The issue is actually that the longitude dimension as downloaded is only expressed as positive numbers from 0 to 360. So if I try to get the weather variables for Lisbon, at longitude -9, I end up with the variables for somewhere near Valencia, at longitude 0 as the nearest number to a negative value. So my code snipped is intended to turn 270 to -90 so that negative longitudes map correctly.

matt-h2o commented 2 months ago

@blaylockbk Thanks Brian - I came across that but hadn't quite figured out how to use it. I'm now getting a 404 so I imagine you might be updating it! Will come back later and take another look.

williamhobbs commented 2 months ago

@matt-h2o That makes sense - I ran into a similar issue with GEFS, where I was targeting longitudes in the range of -85 to -90 deg E (e.g., Atlanta, GA, USA).

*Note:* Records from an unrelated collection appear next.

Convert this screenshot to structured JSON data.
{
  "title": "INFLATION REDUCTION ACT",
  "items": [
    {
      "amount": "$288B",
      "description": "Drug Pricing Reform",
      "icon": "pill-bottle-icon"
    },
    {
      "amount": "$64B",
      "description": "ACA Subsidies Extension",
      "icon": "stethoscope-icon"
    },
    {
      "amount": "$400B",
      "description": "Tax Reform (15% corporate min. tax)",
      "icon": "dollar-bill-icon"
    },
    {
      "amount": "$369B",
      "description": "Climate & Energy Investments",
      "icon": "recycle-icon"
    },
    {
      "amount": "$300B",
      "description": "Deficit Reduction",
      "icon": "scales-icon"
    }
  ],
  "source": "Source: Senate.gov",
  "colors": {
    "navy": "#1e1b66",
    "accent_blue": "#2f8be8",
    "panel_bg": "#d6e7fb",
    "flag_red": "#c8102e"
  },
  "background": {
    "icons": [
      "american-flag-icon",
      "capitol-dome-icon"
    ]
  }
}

But I ended up with a different conversion. For example, if I use your function:

def recalculate_longitude(longitude):
    return (longitude + 180) % 360 - 180

and input -9 (for Lisbon):

longitude = -9
print(recalculate_longitude(longitude))

I get this output:

-9

Alternatively, if you use this as a conversion function:

def recalculate_longitude_v2(longitude):
    return (longitude + 360) % 360

and input -9:

longitude = -9
print(recalculate_longitude_v2(longitude))

you get:

351

which I think is what you want.

matt-h2o commented 2 months ago

@williamhobbs Thanks. I've come at this the other direction - I've converted the longitude index in my xarray so that 351 is now -9, and then queried that index for the value at -9. I'd guess we'd end up with the same answer?

williamhobbs commented 2 months ago

Ah! Yes, I was thinking about it in the reverse. I'm converting -9 (conventional coordinates) to 351 (GEFS coordinates) and you are converting 351 (GEFS) to -9 (conventional). We do get the same answers.

Apologies for the confusion, but I guess it's all extra clear now 😉.